Iraq Receives Over One Million Barrels of Kurdistan Oil, First Tanker Loaded at Ceyhan
Peregraf- Iraqi Oil Minister Hayyan Abdul Ghani announced on Saturday that more than one million barrels of crude from the Kurdistan Region have been received so far, confirming that the first tanker carrying Kurdistan Region oil has been loaded at Turkey’s Ceyhan port.
Abdul Ghani told the Iraqi News Agency (INA) that oil flows from the Kurdistan Region through the Iraq-Türkiye pipeline resumed a few days ago after a suspension of more than two years. “For the first time, the federal government is receiving oil produced in the region and undertaking the process of exporting it outside Iraq,” he said.
He noted that over one million barrels have already been transferred and that the first tanker, with a capacity of 650,000 barrels, is now being loaded at Ceyhan. “Once loading is completed, the tanker will depart to its contracted destination,” Abdul Ghani added, describing the resumption as “a great achievement by the Iraqi federal government and the Kurdistan Regional Government (KRG).”
Exports from Kurdistan region restarted last Saturday under a landmark agreement between Baghdad, Erbil, and international oil companies, following two years of negotiations. The director of the State Oil Marketing Organization (SOMO), Ali Nazar al-Shatri, confirmed that revenues from Kurdistan region’s oil sales will be directed to the federal budget.
On September 27, oil from the Kurdistan Region flowed again through the pipeline to Ceyhan for the first time since March 2023, when exports were halted after an international arbitration ruling favored Baghdad against Ankara. The stoppage deprived the Kurdistan Region of vital revenues and cut roughly 230,000 barrels per day from global markets.
Under the new deal, crude from the Kurdistan Region—except volumes reserved for local use—will be handed over to SOMO at Peshkhabour and exported via Ceyhan. Revenues will be deposited directly into Iraq’s federal treasury, from which Kurdistan’s public salaries and dues will be funded.

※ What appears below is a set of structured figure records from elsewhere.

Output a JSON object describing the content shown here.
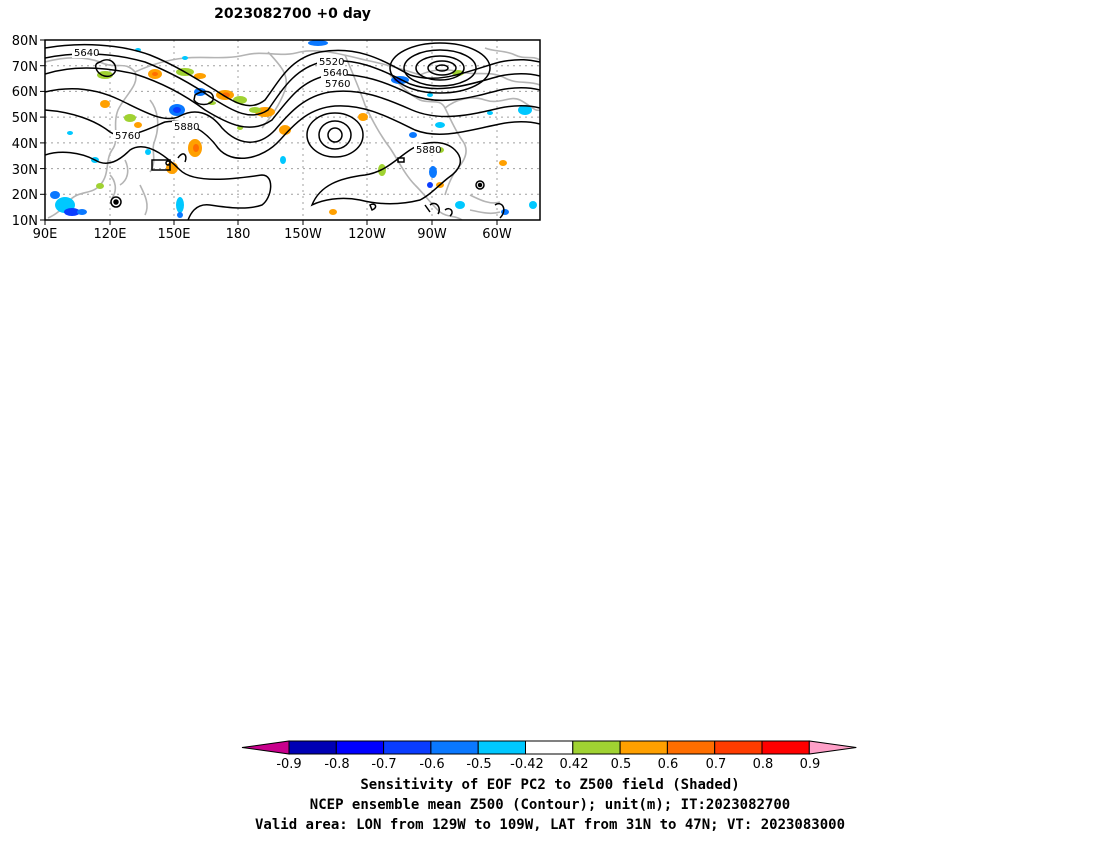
{
  "map": {
    "title": "2023082700  +0 day",
    "lat_labels": [
      "80N",
      "70N",
      "60N",
      "50N",
      "40N",
      "30N",
      "20N",
      "10N"
    ],
    "lon_labels": [
      "90E",
      "120E",
      "150E",
      "180",
      "150W",
      "120W",
      "90W",
      "60W"
    ],
    "contour_labels": [
      "5640",
      "5520",
      "5640",
      "5760",
      "5760",
      "5880",
      "5880"
    ],
    "colors": {
      "contour": "#000000",
      "coastline": "#b4b4b4",
      "grid": "#a0a0a0"
    }
  },
  "colorbar": {
    "tick_labels": [
      "-0.9",
      "-0.8",
      "-0.7",
      "-0.6",
      "-0.5",
      "-0.42",
      "0.42",
      "0.5",
      "0.6",
      "0.7",
      "0.8",
      "0.9"
    ],
    "colors": [
      "#c8008c",
      "#0000b4",
      "#0000ff",
      "#0a3cff",
      "#0a78ff",
      "#00c8ff",
      "#ffffff",
      "#a0d232",
      "#ffa000",
      "#ff6e00",
      "#ff3c00",
      "#ff0000",
      "#ffa0c8"
    ]
  },
  "captions": {
    "line1": "Sensitivity of EOF PC2 to Z500 field (Shaded)",
    "line2": "NCEP ensemble mean Z500 (Contour); unit(m); IT:2023082700",
    "line3": "Valid area: LON from 129W to 109W, LAT from 31N to 47N; VT: 2023083000"
  }
}
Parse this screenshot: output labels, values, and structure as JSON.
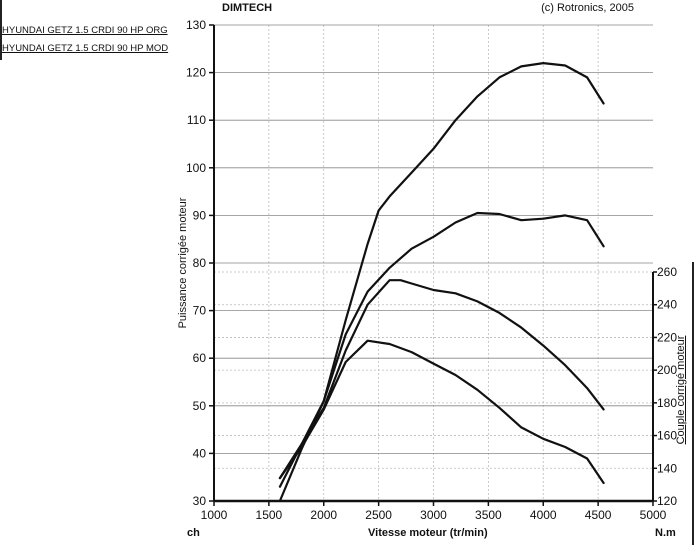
{
  "chart_data": {
    "type": "line",
    "title": "DIMTECH",
    "credit": "(c) Rotronics, 2005",
    "xlabel": "Vitesse moteur (tr/min)",
    "ylabel": "Puissance corrigée moteur",
    "ylabel_right": "Couple corrigé moteur",
    "y_unit": "ch",
    "y_right_unit": "N.m",
    "xlim": [
      1000,
      5000
    ],
    "ylim": [
      30,
      130
    ],
    "ylim_right": [
      120,
      260
    ],
    "xticks": [
      1000,
      1500,
      2000,
      2500,
      3000,
      3500,
      4000,
      4500,
      5000
    ],
    "yticks": [
      30,
      40,
      50,
      60,
      70,
      80,
      90,
      100,
      110,
      120,
      130
    ],
    "yticks_right": [
      120,
      140,
      160,
      180,
      200,
      220,
      240,
      260
    ],
    "grid": true,
    "legend": [
      "HYUNDAI GETZ 1.5 CRDI 90 HP ORG",
      "HYUNDAI GETZ 1.5 CRDI 90 HP MOD"
    ],
    "legend_position": "top-left",
    "line_color": "#111111",
    "series": [
      {
        "name": "HYUNDAI GETZ 1.5 CRDI 90 HP MOD",
        "axis": "left",
        "x": [
          1600,
          1800,
          2000,
          2200,
          2400,
          2500,
          2600,
          2800,
          3000,
          3200,
          3400,
          3600,
          3800,
          4000,
          4200,
          4400,
          4550
        ],
        "y": [
          33,
          42,
          51,
          68,
          84,
          91,
          94,
          99,
          104,
          110,
          115,
          119,
          121.3,
          122,
          121.5,
          119,
          113.5
        ]
      },
      {
        "name": "HYUNDAI GETZ 1.5 CRDI 90 HP ORG",
        "axis": "left",
        "x": [
          1600,
          1800,
          2000,
          2200,
          2400,
          2600,
          2800,
          3000,
          3200,
          3400,
          3600,
          3800,
          4000,
          4200,
          4400,
          4550
        ],
        "y": [
          30,
          41,
          51,
          65,
          74,
          79,
          83,
          85.5,
          88.5,
          90.5,
          90.3,
          89,
          89.3,
          90,
          89,
          83.5
        ]
      },
      {
        "name": "HYUNDAI GETZ 1.5 CRDI 90 HP MOD",
        "axis": "right",
        "x": [
          1600,
          1800,
          2000,
          2200,
          2400,
          2600,
          2700,
          2800,
          3000,
          3200,
          3400,
          3600,
          3800,
          4000,
          4200,
          4400,
          4550
        ],
        "y": [
          134,
          155,
          177,
          212,
          240,
          255,
          255,
          253,
          249,
          247,
          242,
          235,
          226,
          215,
          203,
          189,
          176
        ]
      },
      {
        "name": "HYUNDAI GETZ 1.5 CRDI 90 HP ORG",
        "axis": "right",
        "x": [
          1600,
          1800,
          2000,
          2200,
          2400,
          2600,
          2800,
          3000,
          3200,
          3400,
          3600,
          3800,
          4000,
          4200,
          4400,
          4550
        ],
        "y": [
          134,
          153,
          176,
          205,
          218,
          216,
          211,
          204,
          197,
          188,
          177,
          165,
          158,
          153,
          146,
          131
        ]
      }
    ]
  }
}
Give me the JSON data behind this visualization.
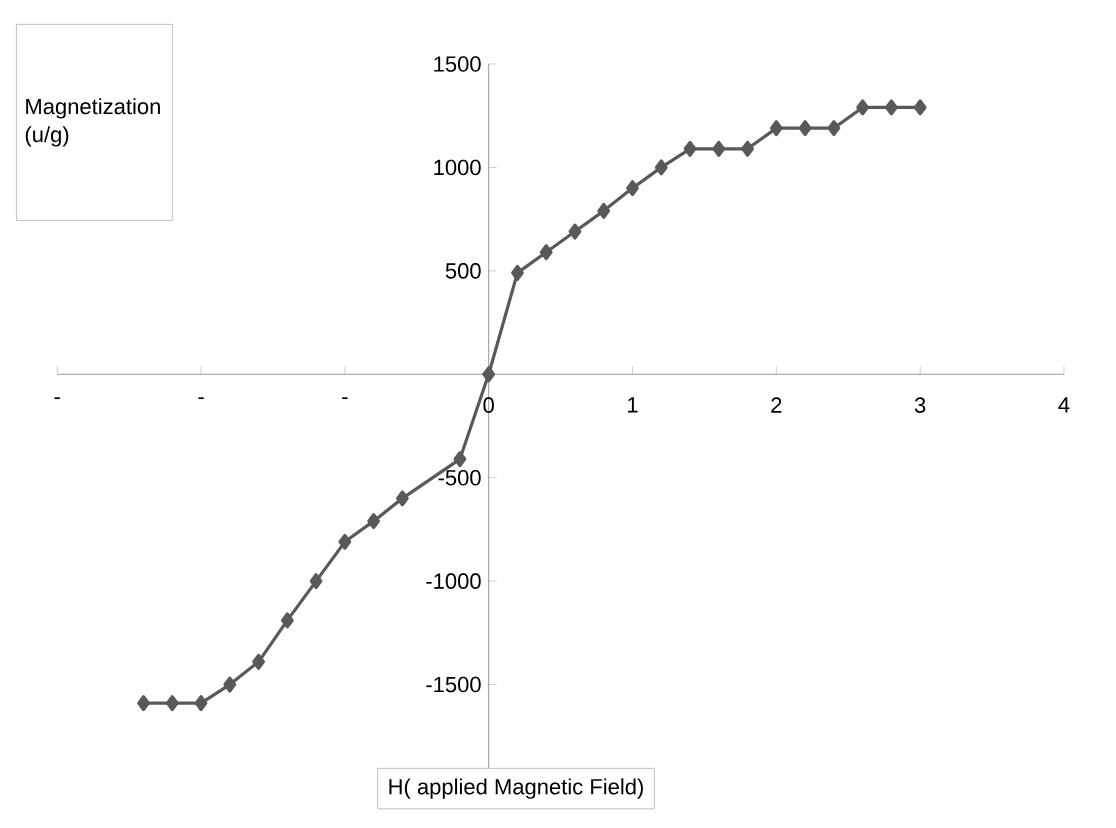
{
  "chart_data": {
    "type": "line",
    "xlabel": "H( applied Magnetic Field)",
    "ylabel": "Magnetization (u/g)",
    "x": [
      -2.4,
      -2.2,
      -2.0,
      -1.8,
      -1.6,
      -1.4,
      -1.2,
      -1.0,
      -0.8,
      -0.6,
      -0.2,
      0,
      0.2,
      0.4,
      0.6,
      0.8,
      1.0,
      1.2,
      1.4,
      1.6,
      1.8,
      2.0,
      2.2,
      2.4,
      2.6,
      2.8,
      3.0
    ],
    "series": [
      {
        "color": "#595959",
        "values": [
          -1590,
          -1590,
          -1590,
          -1500,
          -1390,
          -1190,
          -1000,
          -810,
          -710,
          -600,
          -410,
          0,
          490,
          590,
          690,
          790,
          900,
          1000,
          1090,
          1090,
          1090,
          1190,
          1190,
          1190,
          1290,
          1290,
          1290
        ]
      }
    ],
    "xlim": [
      -3,
      4
    ],
    "xticks": [
      {
        "value": -3,
        "label": "-"
      },
      {
        "value": -2,
        "label": "-"
      },
      {
        "value": -1,
        "label": "-"
      },
      0,
      1,
      2,
      3,
      4
    ],
    "ylim": [
      -2000,
      1500
    ],
    "yticks": [
      -1500,
      -1000,
      -500,
      500,
      1000,
      1500
    ],
    "marker": "diamond",
    "line_style": "solid",
    "grid": false
  }
}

The agreement includes provisions for cost recovery: $16 per barrel is allocated for extraction and transportation, with companies compensated in crude oil rather than cash. SOMO will also cover pipeline transit fees, while Baghdad continues negotiations with Ankara to renew the transport agreement expiring in mid-2026.
Iraqi Prime Minister Mohammed Shia’ al-Sudani hailed the breakthrough as “an achievement 18 years in the making,” saying it ensures fair distribution of wealth and strengthens Iraq’s global energy role. KRG Prime Minister Masrour Barzani called it “a historic step” that reconnects the Kurdistan Region to international oil markets and removes a major obstacle to securing financial dues.
KRG Deputy Prime Minister Qubad Talabani stressed the role of dialogue: “Through dialogue with Baghdad, we can best serve our people and our Region.”
The Iraqi federal government aims to increase Kurdistan region’s oil exports to 400,000 barrels per day in line with Iraq’s budget law. For Erbil, the deal is expected to restore financial stability and enable the timely payment of public sector salaries, while for Baghdad it consolidates state control over oil revenues and boosts investor confidence.
The restart of exports marks a new chapter in Baghdad-Erbil relations, with leaders on both sides expressing hope that it will replace years of disputes with lasting cooperation.